La tensione di The Vanishing Soldier è amplificata dalla colonna sonora, con i suoi rulli di tamburo che enfatizzano la fuga di Shlomi. Nonostante il giovane insista di sapere cosa sta facendo, l’attore trasmette efficacemente, scena dopo scena, una significativa incertezza sulle conseguenze della sua decisione. La crescente consapevolezza che la fuga non risolverà i suoi problemi si riflette nel suo comportamento. Interpretato da Ido Tako, Shlomi rappresenta metaforicamente la desensibilizzazione dei giovani al combattimento. Il film, diretto e co-sceneggiato da Dani Rosenberg, mescola con efficacia l’assurdo e il dramma esistenziale, ponendo in questione se il giovane agisca per principi o sia semplicemente smarrito, sfuggendo ai suoi doveri.
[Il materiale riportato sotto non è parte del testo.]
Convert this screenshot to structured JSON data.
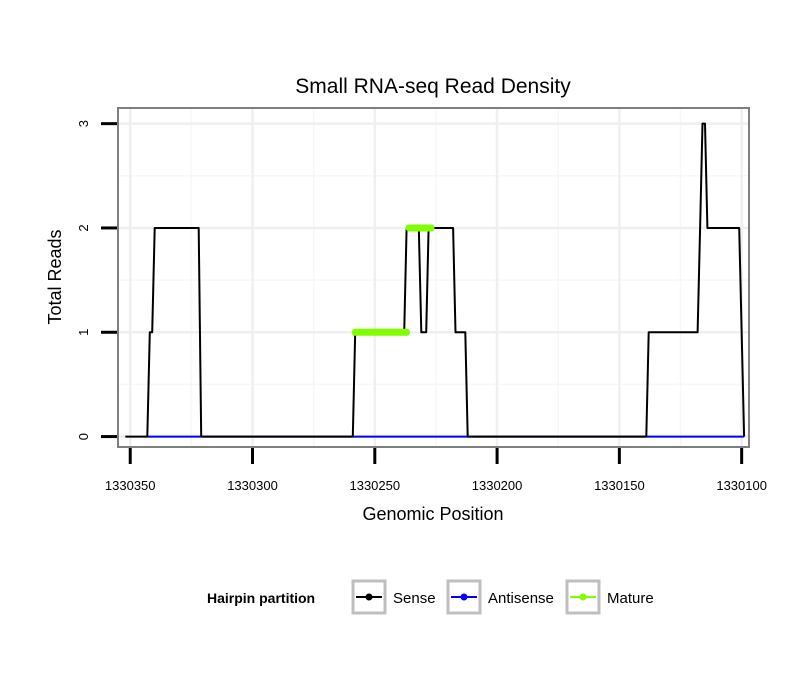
{
  "chart_data": {
    "type": "line",
    "title": "Small RNA-seq Read Density",
    "xlabel": "Genomic Position",
    "ylabel": "Total Reads",
    "x_reversed": true,
    "xlim": [
      1330355,
      1330097
    ],
    "ylim": [
      -0.1,
      3.15
    ],
    "x_ticks": [
      1330350,
      1330300,
      1330250,
      1330200,
      1330150,
      1330100
    ],
    "x_tick_labels": [
      "1330350",
      "1330300",
      "1330250",
      "1330200",
      "1330150",
      "1330100"
    ],
    "y_ticks": [
      0,
      1,
      2,
      3
    ],
    "y_tick_labels": [
      "0",
      "1",
      "2",
      "3"
    ],
    "grid": true,
    "legend": {
      "title": "Hairpin partition",
      "position": "bottom",
      "entries": [
        "Sense",
        "Antisense",
        "Mature"
      ]
    },
    "series": [
      {
        "name": "Sense",
        "color": "#000000",
        "x": [
          1330352,
          1330343,
          1330342,
          1330341,
          1330340,
          1330322,
          1330321,
          1330259,
          1330258,
          1330239,
          1330238,
          1330237,
          1330236,
          1330232,
          1330231,
          1330229,
          1330228,
          1330227,
          1330226,
          1330218,
          1330217,
          1330216,
          1330215,
          1330213,
          1330212,
          1330139,
          1330138,
          1330118,
          1330117,
          1330116,
          1330115,
          1330114,
          1330113,
          1330101,
          1330099
        ],
        "y": [
          0,
          0,
          1,
          1,
          2,
          2,
          0,
          0,
          1,
          1,
          1,
          2,
          2,
          2,
          1,
          1,
          2,
          2,
          2,
          2,
          1,
          1,
          1,
          1,
          0,
          0,
          1,
          1,
          2,
          3,
          3,
          2,
          2,
          2,
          0
        ]
      },
      {
        "name": "Antisense",
        "color": "#0000ff",
        "x": [
          1330343,
          1330099
        ],
        "y": [
          0,
          0
        ]
      },
      {
        "name": "Mature",
        "color": "#7fff00",
        "segments": [
          {
            "x": [
              1330258,
              1330237
            ],
            "y": [
              1,
              1
            ]
          },
          {
            "x": [
              1330236,
              1330227
            ],
            "y": [
              2,
              2
            ]
          }
        ]
      }
    ]
  }
}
Sebbene The Vanishing Soldier presenti una certa schematicità negli incontri che il protagonista Shlomi affronta durante la sua fuga, il film mantiene un solido sotto testo antimilitarista. Rosenberg presenta bene scene che evidenziano con efficacia l’assurdo della guerra, come quelle in cui dei bambini giocano spensierati proprio nel bel mezzo di un confronto teso tra l’esercito israeliano e Hamas, mostrando un contrasto stridente tra l’innocenza infantile e la gravità del conflitto.

Per comprendere a fondo l’ultimo film di Dani Rosenberg, è essenziale riconoscere il conflitto interno del protagonista, che in un contesto di guerra obbligatoria, mette in luce l’ineluttabilità della sua condizione. Insomma, nonostante i suoi tentativi di fuga, non esiste una reale via di scampo.